Independiente Medellín se presenta a esta recta final del semestre con las altas de Leonardo Castro y Valentín Viola, los dos delanteros más productivos y permanentes a nivel de juego de la plantilla poderosa. Con ese par de excelentes noticias, teniendo en cuenta la poca evidencia disponible de coincidencia entre ambos, se anticipa una química imprescindible e inimitable entre el caucano y el argentino. En especial porque son similares, conociendo el uno del otro tanto necesidades como formas. Ni necesitarán minutos de entendimiento para controlar y mejorar a su pareja de baile.

Tanto Leo Castro como Valentín Viola son una pesadilla llegando a zona de gol para las defensas contrarias

En un contexto ideal, tanto Leo como Valentín precisan de lo mismo: tener una pareja que libere el área para ellos. De este modo, el primero desde un marco más físico y el segundo algo más intelectual, poder entrar a ella con sorpresa, haciendo valer la típica frase “llegar antes que estar”. En ese sentido, ni Caicedo, ni Ibargüen ni Nazarit son esas figuras dispuestas a abandonar el área por el bien de un segundo protagonista, ya sea por lectura de juego o por incomodidad jugando lejos de las 16 con 50.
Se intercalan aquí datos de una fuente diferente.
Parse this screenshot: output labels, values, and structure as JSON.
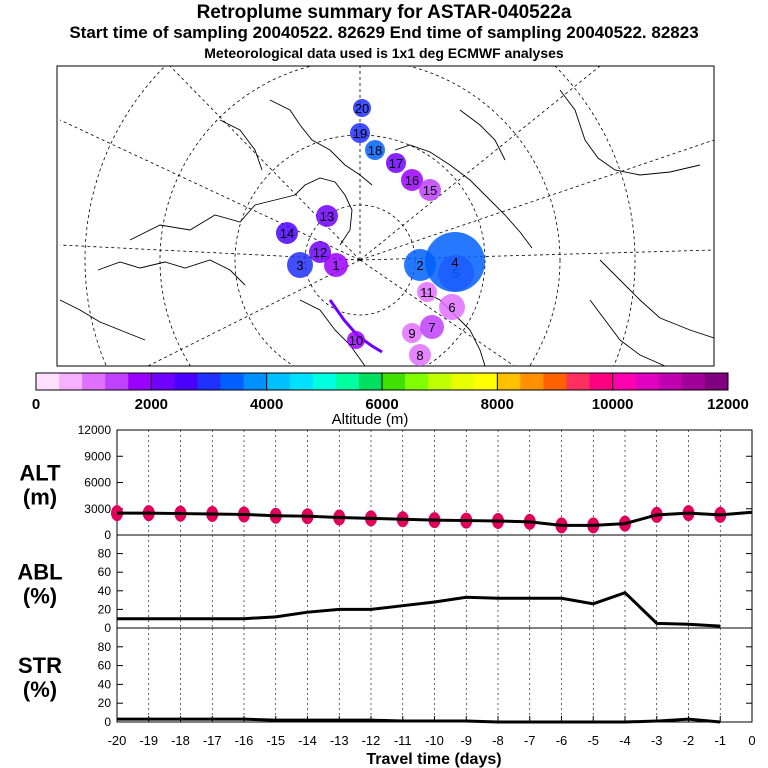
{
  "title": "Retroplume summary for ASTAR-040522a",
  "subtitle": "Start time of sampling 20040522. 82629     End time of sampling 20040522. 82823",
  "subtitle2": "Meteorological data used is 1x1 deg ECMWF analyses",
  "colors": {
    "line": "#000000",
    "marker": "#e0005a",
    "scale": [
      "#ffe0ff",
      "#f5b0ff",
      "#e070ff",
      "#c040ff",
      "#9a00ff",
      "#7000ff",
      "#4a00ff",
      "#2030ff",
      "#0060ff",
      "#0090ff",
      "#00c0ff",
      "#00e0ff",
      "#00ffe0",
      "#00ffa0",
      "#00e060",
      "#40e000",
      "#80ff00",
      "#c0ff00",
      "#e8ff00",
      "#ffff00",
      "#ffc000",
      "#ff9000",
      "#ff6000",
      "#ff3060",
      "#ff0080",
      "#ff00b0",
      "#e000c0",
      "#c000b0",
      "#a00098",
      "#800080"
    ]
  },
  "chart_data": [
    {
      "type": "map",
      "title": "Retroplume cluster centroids (days before sampling)",
      "color_scale": {
        "label": "Altitude (m)",
        "tick_labels": [
          "0",
          "2000",
          "4000",
          "6000",
          "8000",
          "10000",
          "12000"
        ],
        "min": 0,
        "max": 12000
      },
      "clusters": [
        {
          "label": "20",
          "color": "#2030ff"
        },
        {
          "label": "19",
          "color": "#2030ff"
        },
        {
          "label": "18",
          "color": "#0060ff"
        },
        {
          "label": "17",
          "color": "#7000ff"
        },
        {
          "label": "16",
          "color": "#9a00ff"
        },
        {
          "label": "15",
          "color": "#c040ff"
        },
        {
          "label": "14",
          "color": "#4a00ff"
        },
        {
          "label": "13",
          "color": "#7000ff"
        },
        {
          "label": "12",
          "color": "#7000ff"
        },
        {
          "label": "11",
          "color": "#e070ff"
        },
        {
          "label": "10",
          "color": "#9a00ff"
        },
        {
          "label": "9",
          "color": "#e070ff"
        },
        {
          "label": "8",
          "color": "#e070ff"
        },
        {
          "label": "7",
          "color": "#c040ff"
        },
        {
          "label": "6",
          "color": "#e070ff"
        },
        {
          "label": "5",
          "color": "#c040ff"
        },
        {
          "label": "4",
          "color": "#0060ff"
        },
        {
          "label": "3",
          "color": "#2030ff"
        },
        {
          "label": "2",
          "color": "#0060ff"
        },
        {
          "label": "1",
          "color": "#9a00ff"
        }
      ]
    },
    {
      "type": "line",
      "panel": "ALT",
      "ylabel": "ALT\n(m)",
      "ylim": [
        0,
        12000
      ],
      "yticks": [
        0,
        3000,
        6000,
        9000,
        12000
      ],
      "x": [
        -20,
        -19,
        -18,
        -17,
        -16,
        -15,
        -14,
        -13,
        -12,
        -11,
        -10,
        -9,
        -8,
        -7,
        -6,
        -5,
        -4,
        -3,
        -2,
        -1,
        0
      ],
      "values": [
        2500,
        2500,
        2450,
        2400,
        2350,
        2200,
        2150,
        2000,
        1900,
        1800,
        1700,
        1650,
        1600,
        1500,
        1100,
        1100,
        1300,
        2300,
        2500,
        2300,
        2600
      ]
    },
    {
      "type": "line",
      "panel": "ABL",
      "ylabel": "ABL\n(%)",
      "ylim": [
        0,
        100
      ],
      "yticks": [
        0,
        20,
        40,
        60,
        80
      ],
      "x": [
        -20,
        -19,
        -18,
        -17,
        -16,
        -15,
        -14,
        -13,
        -12,
        -11,
        -10,
        -9,
        -8,
        -7,
        -6,
        -5,
        -4,
        -3,
        -2,
        -1
      ],
      "values": [
        10,
        10,
        10,
        10,
        10,
        12,
        17,
        20,
        20,
        24,
        28,
        33,
        32,
        32,
        32,
        26,
        38,
        5,
        4,
        2
      ]
    },
    {
      "type": "line",
      "panel": "STR",
      "ylabel": "STR\n(%)",
      "ylim": [
        0,
        100
      ],
      "yticks": [
        0,
        20,
        40,
        60,
        80
      ],
      "x": [
        -20,
        -19,
        -18,
        -17,
        -16,
        -15,
        -14,
        -13,
        -12,
        -11,
        -10,
        -9,
        -8,
        -7,
        -6,
        -5,
        -4,
        -3,
        -2,
        -1
      ],
      "values": [
        3,
        3,
        3,
        3,
        3,
        2,
        2,
        2,
        2,
        1,
        1,
        1,
        0,
        0,
        0,
        0,
        0,
        1,
        3,
        0
      ]
    }
  ],
  "xaxis": {
    "label": "Travel time (days)",
    "ticks": [
      "-20",
      "-19",
      "-18",
      "-17",
      "-16",
      "-15",
      "-14",
      "-13",
      "-12",
      "-11",
      "-10",
      "-9",
      "-8",
      "-7",
      "-6",
      "-5",
      "-4",
      "-3",
      "-2",
      "-1",
      "0"
    ]
  }
}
Uno de los motivos fundamentales por los que se cree que es una dupla de ataque para marcar diferencias radica en su mutua comprensión. Tomando como base la química existente, una de las claves está en la cantidad de espacio que se conceden para ocupar con ventaja el área, sobre todo Viola a Castro. Es cierto que Leo todavía no está 100% ágil, pero su velocidad, potencia y constancia son correspondidos por los movimientos de abertura del área de Valentín. Por lo tanto, al ser hermanos de sangre futbolística, no se deben estorbar en el último cuarto u oponer a la entrada del otro.

Castro y Viola también le vendrán muy bien a Juan Fernando Quintero

El DIM ya demostró en la primera parte del campeonato que se trata de una amenaza suficiente como para, como mínimo, infundir respeto. En la Copa Libertadores no ha sido tanto así, habiendo sumado apenas sus primeros puntos la semana pasada recibiendo a Melgar en el Atanasio Girardot. No obstante, el equipo de Luis Zubeldía quiere pagar esa deuda.

Y qué mejor forma que la de Juan Fernando Quintero. La pareja Castro-Viola puede ser, tranquilamente, la más móvil a la que puede aspirar en Colombia el genio paisa, pues pocos futbolistas marcan líneas de pase tan continuamente, y aquí tendrá la opción duplicada. De ahí que, además de potenciarse a sí mismos, potencien el papel determinante de Quintero, más precisamente su disparo y su último pase. Inevitablemente, es la delantera con más fútbol del país.